Но Россия – не Европа. Здесь и публика диковатая, и вкусы совсем, совсем иные; цирковые тринадцать заветных метров бледновато смотрятся на русских просторах. Не приученные к высокой европейской культуре дикари скверно принимали гастролёров: дружно бойкотировали шапито, норовили подпалить кулисы, даже срывали попытки перекусить в антрактах; а ежели когда и хлопали – то в основном из противотанковых колотушек. Быстро выяснилось, что бродячий немецкий цирк как никогда близок к банкротству. Европейцы наслаждались представлением – русские сражались. И русские очень хорошо понимали, за что они сражаются – и против чего. Стоило танкам вермахта попытаться выступить с сольным номером – это приводило к их гарантированному разгрому. Танки утрачивали своё самое ценное свойство – способность к глубокому прорыву за линии вражеской обороны.
Штурмовая и бомбардировочная авиация гитлеровцев, собранная в особые ударные эскадрильи, на этот раз тоже оказалась бессильной: русские исключительно грамотно концентрировали части наземной ПВО – настолько точно и своевременно, что параноики из абвера, и без того не слишком склонные к конфиденциям, устроили настоящую истерику, выискивая поставщика русским свежайших оперативных планов.

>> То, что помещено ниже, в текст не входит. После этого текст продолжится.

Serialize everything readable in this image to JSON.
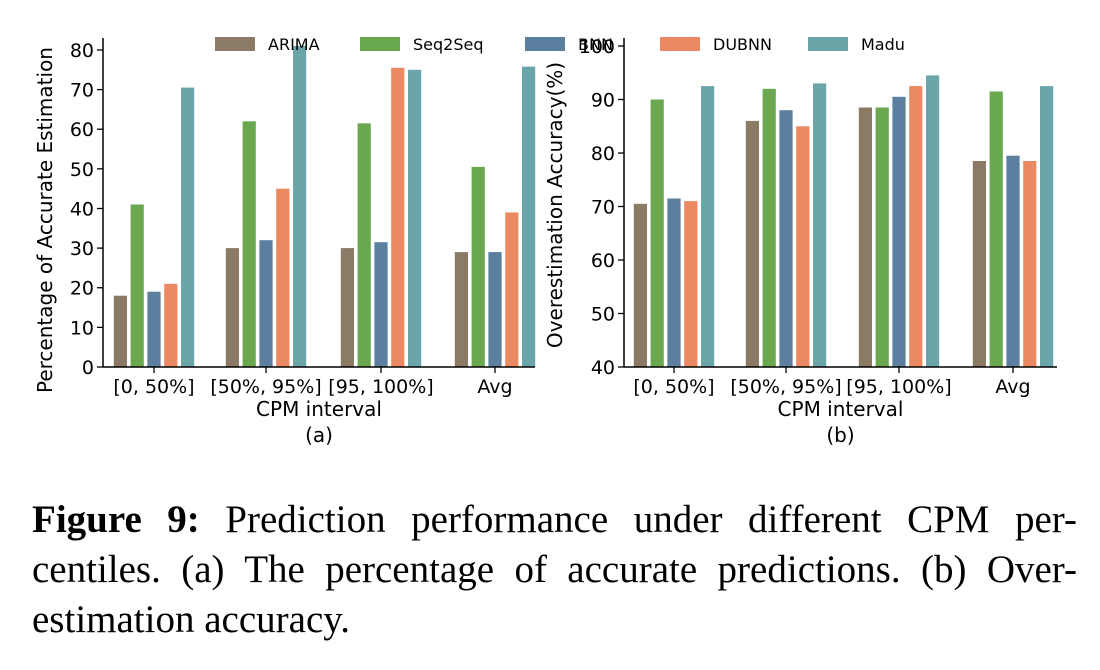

Летели головы, рушились карьеры... дымились и рассыпались в воздухе самолёты бравых немецких асов, привыкших расстреливать на бреющем подводы с беженцами и вагоны с красными крестами на крышах. Советские зенитки всякий раз оказывались именно там, где, – по расчётам немецких штабов, – им никак нельзя было оказаться; и в количествах, исключающих возможность пренебречь неизбежными потерями.
Иначе говоря, штурмовая авиация оказалась не в состоянии сколь-нибудь убедительно «работать» по наземной обороне русских. У истребительной дела обстояли не лучше.
В первый же день Восточной кампании, задолго до того, как начали работу радарные массивы «Палача», рейх потерял свыше 300 боевых самолётов – крупнейшие единовременные потери авиации Германии за всю войну. Это можно было бы списать на непривычные условия нового фронта – списать и понадеяться на исправление ситуации в дальнейшем.
Увы, исправить что-либо было уже невозможно.
Смехотворная «битва за Британию» приучила немцев к неготовности противника умирать. Однако на войне, – странное дело, – умирают постоянно, буднично. На войне люди – это всего лишь ресурс, один из множества. И любая попытка командования решать ресурсные задачи негодными, внересурсными методами приводит лишь к ещё большим потерям – и потерям совершенно напрасным.
А если уж умирать – так с чувством, с толком.
С расстановкой.
Советское командование расставляло свои фигуры так, что на главных, ударных направлениях всякий раз оказывались наиболее подготовленные эскадрильи. Существует огромная разница между избиением только-только вставших на крыло желторотых сержантиков – и затяжной, остервенелой, предельно жестокой дракой с невыносимо большевистскими фанатиками, у которых и налёт приличный, и опыт тянется мало что не с Испании, да и настроение какое-то совсем не рыцарственное.
И этой краснопузой сволочи было совершенно безразлично собственное благополучие. Один на десять, один на сто – какая разница, если всё равно не доживёшь до пенсии? За счёт лишь только этого безумия русские умудрялись противостоять немецкой авиации в стратегически заведомо проигрышных ситуациях – а уж в стратегически равных, тем паче, выигрышных... Как-то очень быстро выяснилось, что про «один на десять» речь уже не идёт, и стрелка весов медленно, но верно начинает склоняться в обратную сторону. Кто любит фанатиков, особенно таких умелых? Кто готов сражаться с противником, которому всё равно, доживёт ли он до вечера? Кто б не дрогнул? Вот и немцы – очень быстро привыкли вздрагивать.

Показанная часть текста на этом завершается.